What We Lose book review

I have to admit I haven’t read in a while. Can you imagine how draining that is to a Bibliophile’s spirit? How could I have produced an entire web series about book lovers when I haven’t picked up a book in months, MONTHS?! Well, the short answer is, life happens and sometimes even the things you love have to be put on pause to deal with it. But I am proud to say the drought is over and I couldn’t have chosen a better book to get me back in the reading game.

what we lose

What We Lose by Zinzi Clemmons looks at the complicated mother-daughter relationship and how the self-image of the latter is defined through the reflection of the former. Thandi is an undergraduate student when she suffers the loss of her mother. It is an experience that, understandably, erupts the world she once knew and catapults her into grief’s stratosphere. There we find her grappling with identity, love, loss, and life.

What we Lose is a story told in a fascinating intertextual way that rebukes traditional form and convention. Clemmons uses Biggie Smalls lyrics, pop cultural references, historical artifacts, and cultural footnotes to shape the international, intercultural, interracial reality of a young black girl straddling culture, society, and countries. Thandi’s evolution is paired alongside the evolution of her mother’s land of South Africa. Her relationship, affection, and memory of the country directly relate to her relationship with her mother through life and death. What we find is an intimate, diary-esque stream-of-conscious journey of a woman  trying to remember her mother, trying to make sense of the disease that killed her, and trying to make sense of her own self in the face of life’s traumas.

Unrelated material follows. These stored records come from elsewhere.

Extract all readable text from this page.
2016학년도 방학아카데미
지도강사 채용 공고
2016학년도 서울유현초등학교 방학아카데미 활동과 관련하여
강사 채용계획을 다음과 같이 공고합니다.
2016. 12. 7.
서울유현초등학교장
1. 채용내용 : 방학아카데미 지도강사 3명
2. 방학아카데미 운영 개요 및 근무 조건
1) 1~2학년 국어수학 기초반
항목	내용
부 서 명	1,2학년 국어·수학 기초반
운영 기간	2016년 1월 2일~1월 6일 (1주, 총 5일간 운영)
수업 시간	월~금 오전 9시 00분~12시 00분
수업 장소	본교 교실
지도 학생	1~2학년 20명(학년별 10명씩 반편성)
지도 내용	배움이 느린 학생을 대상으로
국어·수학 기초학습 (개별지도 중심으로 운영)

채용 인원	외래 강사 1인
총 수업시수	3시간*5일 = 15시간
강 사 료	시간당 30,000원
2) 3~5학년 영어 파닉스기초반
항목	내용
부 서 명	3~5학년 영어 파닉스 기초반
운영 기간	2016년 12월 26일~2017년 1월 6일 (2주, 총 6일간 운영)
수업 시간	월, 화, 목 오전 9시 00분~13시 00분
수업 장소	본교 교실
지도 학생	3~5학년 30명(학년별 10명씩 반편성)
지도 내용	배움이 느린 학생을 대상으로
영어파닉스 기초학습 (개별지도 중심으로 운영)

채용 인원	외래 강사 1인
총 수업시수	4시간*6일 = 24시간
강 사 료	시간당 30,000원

I found myself gripped immediately at the depth of Clemson’s succinct writing. Like a true millennial, she perfected the ability to convey such breadth in so few words. The impact is direct; her words hit you in all the vulnerable places one often shies from visiting. The novel’s structure is a sign of careful storytelling that is idiosyncratic yet so universal. While we may not all be able to relate to losing a mother, we surely can understand how omnipotent our mother’s presence is. We are often shaping ourselves from our hair to our morals in direct accordance with or rebellion of our mother’s. As daughters we are always seeking her approval yet turning askance at her judgement trying to hard to discover our individual selves while still aiming to be someone she can be proud of. These truths are never made more clear until the day we no longer have her voice to reassure as or her arms to comfort us, or her chastisement to guide us. I would argue that What We Lose is a meditation on that. It is a reflection of how we never stop needing our mothers, even when life takes her from us.

Clemmons takes us to that bridge we will all have to cross someday, with What We Lose she shows us what it is like to step into the land of lasting grief and how it will rock one to the core. What we learn is that life and death, gain and loss, happiness and sadness are all natural occurrences in this journey we’re traveling and while we lean on our parents to guide us through many of the dark times, there will come a day when we will have to learn to stand on our own.

Like the work of Lorraine Hansberry’s autobiography and Jean Toomer’s Cane, Clemmons blends genre, text, and discourse to bring us something greater than a story, she has delivered an irrevocable, life-altering experience.